Memory Map: What Fits Where
| RAM | Q4_K_M | Q4_K_M + INT8 KV | Streaming FP16 |
|---|---|---|---|
| 4 GB | SmolLM2 (all), Qwen2.5-0.5B, Qwen2.5-1.5B | + Llama-3.2-1B | SmolLM2-1.7B, Qwen2.5-0.5B |
| 5 GB | + Qwen2.5-3B, Llama-3.2-3B, Phi-3.5-mini | + Qwen2.5-3B context 8K | Qwen2.5-1.5B, Llama-1B |
| 6 GB | + Qwen2.5-7B, Llama-8B, Mistral-7B | + Llama-8B context 8K, Gemma-2-9B ctx 2K | Qwen2.5-3B, Llama-3B |
| 8 GB | + Phi-4 (tight) | + Gemma-2-9B context 4K | Qwen2.5-7B, Llama-8B, Mistral-7B |
| 16 GB | + Qwen2.5-14B, Phi-4 comfortably | + Qwen2.5-32B at Q4_K_M | Qwen2.5-14B, Phi-4 |
| 32 GB | + Qwen2.5-32B, Gemma-2-27B | All models full | Qwen2.5-32B |
Download Commands for Test Suite
# Tier 0: Bring-up (instant download)
huggingface-cli download HuggingFaceTB/SmolLM2-135M-Instruct --include "*Q4_K_M*" --local-dir models/smol-135m
huggingface-cli download HuggingFaceTB/SmolLM2-360M-Instruct --include "*Q4_K_M*" --local-dir models/smol-360m
# Tier 1: Small models (~2-4 GB each)
huggingface-cli download Qwen/Qwen2.5-0.5B-Instruct-GGUF --include "*Q4_K_M*" --local-dir models/qwen-0.5b
huggingface-cli download bartowski/Llama-3.2-1B-Instruct-GGUF --include "*Q4_K_M*" --local-dir models/llama-1b
huggingface-cli download Qwen/Qwen2.5-1.5B-Instruct-GGUF --include "*Q4_K_M*" --local-dir models/qwen-1.5b
# Tier 2: Medium-small (~5-10 GB each)
huggingface-cli download Qwen/Qwen2.5-3B-Instruct-GGUF --include "*Q4_K_M*" --local-dir models/qwen-3b
huggingface-cli download bartowski/Llama-3.2-3B-Instruct-GGUF --include "*Q4_K_M*" --local-dir models/llama-3b
huggingface-cli download bartowski/Phi-3.5-mini-instruct-GGUF --include "*Q4_K_M*" --local-dir models/phi3.5-mini
huggingface-cli download bartowski/Phi-4-mini-instruct-GGUF --include "*Q4_K_M*" --local-dir models/phi4-mini
# Tier 3: Primary targets (~10-15 GB each)

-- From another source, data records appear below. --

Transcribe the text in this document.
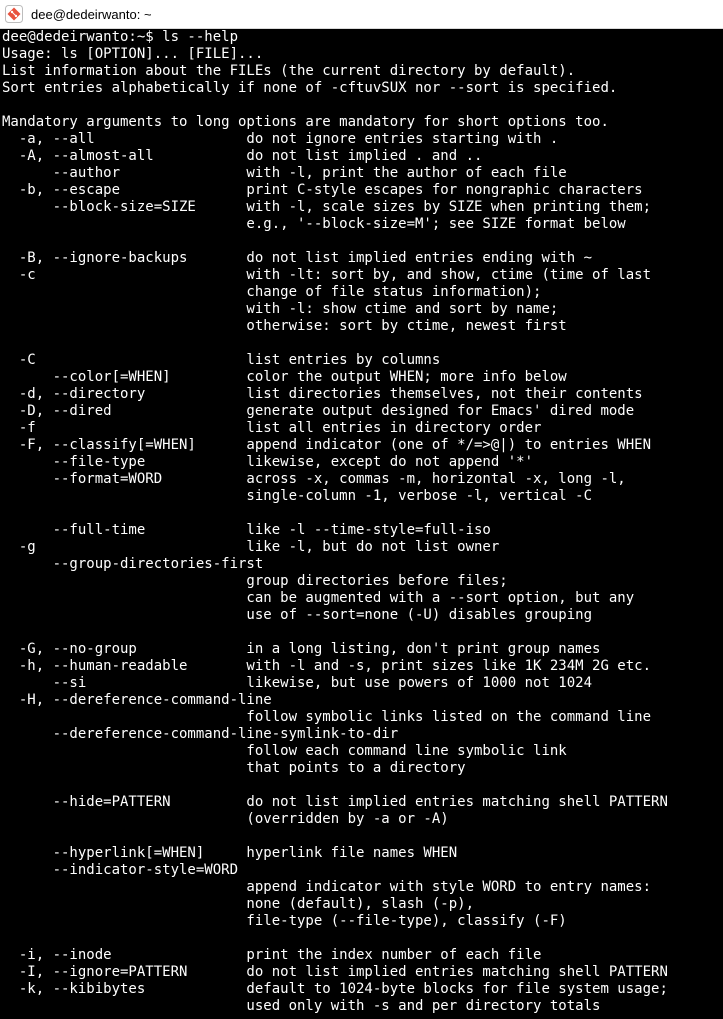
dee@dedeirwanto: ~
dee@dedeirwanto:~$ ls --help
Usage: ls [OPTION]... [FILE]...
List information about the FILEs (the current directory by default).
Sort entries alphabetically if none of -cftuvSUX nor --sort is specified.
Mandatory arguments to long options are mandatory for short options too.
-a, --all                  do not ignore entries starting with .
-A, --almost-all           do not list implied . and ..
--author               with -l, print the author of each file
-b, --escape               print C-style escapes for nongraphic characters
--block-size=SIZE      with -l, scale sizes by SIZE when printing them;
e.g., '--block-size=M'; see SIZE format below
-B, --ignore-backups       do not list implied entries ending with ~
-c                         with -lt: sort by, and show, ctime (time of last
change of file status information);
with -l: show ctime and sort by name;
otherwise: sort by ctime, newest first
-C                         list entries by columns
--color[=WHEN]         color the output WHEN; more info below
-d, --directory            list directories themselves, not their contents
-D, --dired                generate output designed for Emacs' dired mode
-f                         list all entries in directory order
-F, --classify[=WHEN]      append indicator (one of */=>@|) to entries WHEN
--file-type            likewise, except do not append '*'
--format=WORD          across -x, commas -m, horizontal -x, long -l,
single-column -1, verbose -l, vertical -C
--full-time            like -l --time-style=full-iso
-g                         like -l, but do not list owner
--group-directories-first
group directories before files;
can be augmented with a --sort option, but any
use of --sort=none (-U) disables grouping
-G, --no-group             in a long listing, don't print group names
-h, --human-readable       with -l and -s, print sizes like 1K 234M 2G etc.
--si                   likewise, but use powers of 1000 not 1024
-H, --dereference-command-line
follow symbolic links listed on the command line
--dereference-command-line-symlink-to-dir
follow each command line symbolic link
that points to a directory
--hide=PATTERN         do not list implied entries matching shell PATTERN
(overridden by -a or -A)
--hyperlink[=WHEN]     hyperlink file names WHEN
--indicator-style=WORD
append indicator with style WORD to entry names:
none (default), slash (-p),
file-type (--file-type), classify (-F)
-i, --inode                print the index number of each file
-I, --ignore=PATTERN       do not list implied entries matching shell PATTERN
-k, --kibibytes            default to 1024-byte blocks for file system usage;
used only with -s and per directory totals
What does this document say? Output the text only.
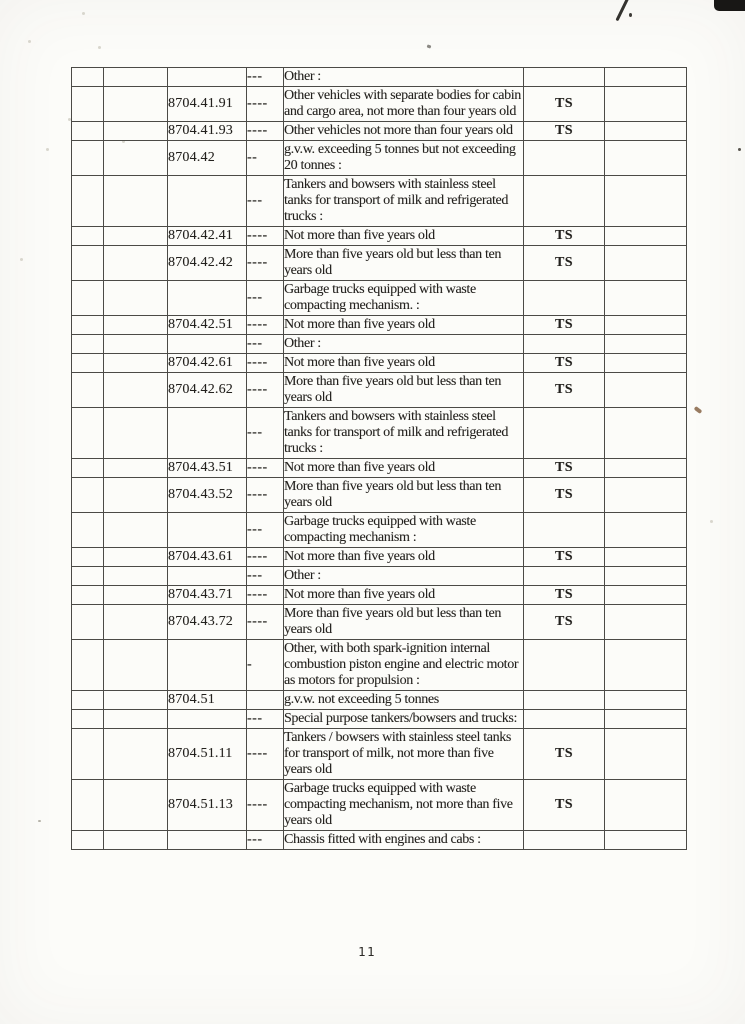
			---	Other :		
		8704.41.91	----	Other vehicles with separate bodies for cabin and cargo area, not more than four years old	TS	
		8704.41.93	----	Other vehicles not more than four years old	TS	
		8704.42	--	g.v.w. exceeding 5 tonnes but not exceeding 20 tonnes :		
			---	Tankers and bowsers with stainless steel tanks for transport of milk and refrigerated trucks :		
		8704.42.41	----	Not more than five years old	TS	
		8704.42.42	----	More than five years old but less than ten years old	TS	
			---	Garbage trucks equipped with waste compacting mechanism. :		
		8704.42.51	----	Not more than five years old	TS	
			---	Other :		
		8704.42.61	----	Not more than five years old	TS	
		8704.42.62	----	More than five years old but less than ten years old	TS	
			---	Tankers and bowsers with stainless steel tanks for transport of milk and refrigerated trucks :		
		8704.43.51	----	Not more than five years old	TS	
		8704.43.52	----	More than five years old but less than ten years old	TS	
			---	Garbage trucks equipped with waste compacting mechanism :		
		8704.43.61	----	Not more than five years old	TS	
			---	Other :		
		8704.43.71	----	Not more than five years old	TS	
		8704.43.72	----	More than five years old but less than ten years old	TS	
			-	Other, with both spark-ignition internal combustion piston engine and electric motor as motors for propulsion :		
		8704.51		g.v.w. not exceeding 5 tonnes		
			---	Special purpose tankers/bowsers and trucks:		
		8704.51.11	----	Tankers / bowsers with stainless steel tanks for transport of milk, not more than five years old	TS	
		8704.51.13	----	Garbage trucks equipped with waste compacting mechanism, not more than five years old	TS	
			---	Chassis fitted with engines and cabs :		
11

huggingface-cli download Qwen/Qwen2.5-7B-Instruct-GGUF --include "*Q4_K_M*" --local-dir models/qwen-7b
huggingface-cli download bartowski/Llama-3.1-8B-Instruct-GGUF --include "*Q4_K_M*" --local-dir models/llama-8b
huggingface-cli download bartowski/Mistral-7B-Instruct-v0.3-GGUF --include "*Q4_K_M*" --local-dir models/mistral-7b
huggingface-cli download bartowski/gemma-2-9b-it-GGUF --include "*Q4_K_M*" --local-dir models/gemma-9b
# Tier 3 FP16 (for streaming tests)
huggingface-cli download Qwen/Qwen2.5-7B-Instruct --include "*.safetensors" --local-dir models/qwen-7b-fp16
huggingface-cli download meta-llama/Llama-3.1-8B-Instruct --include "*.safetensors" --local-dir models/llama-8b-fp16
# Tier 4: Large models (streaming only)
huggingface-cli download Qwen/Qwen2.5-14B-Instruct --include "*.safetensors" --local-dir models/qwen-14b-fp16
huggingface-cli download microsoft/phi-4 --include "*.safetensors" --local-dir models/phi4-fp16
huggingface-cli download Qwen/Qwen2.5-32B-Instruct --include "*.safetensors" --local-dir models/qwen-32b-fp16
This testing registry ensures every phase of development has concrete models to validate against, from a 135M warm-up model that runs in microseconds to a 32B streaming stress test.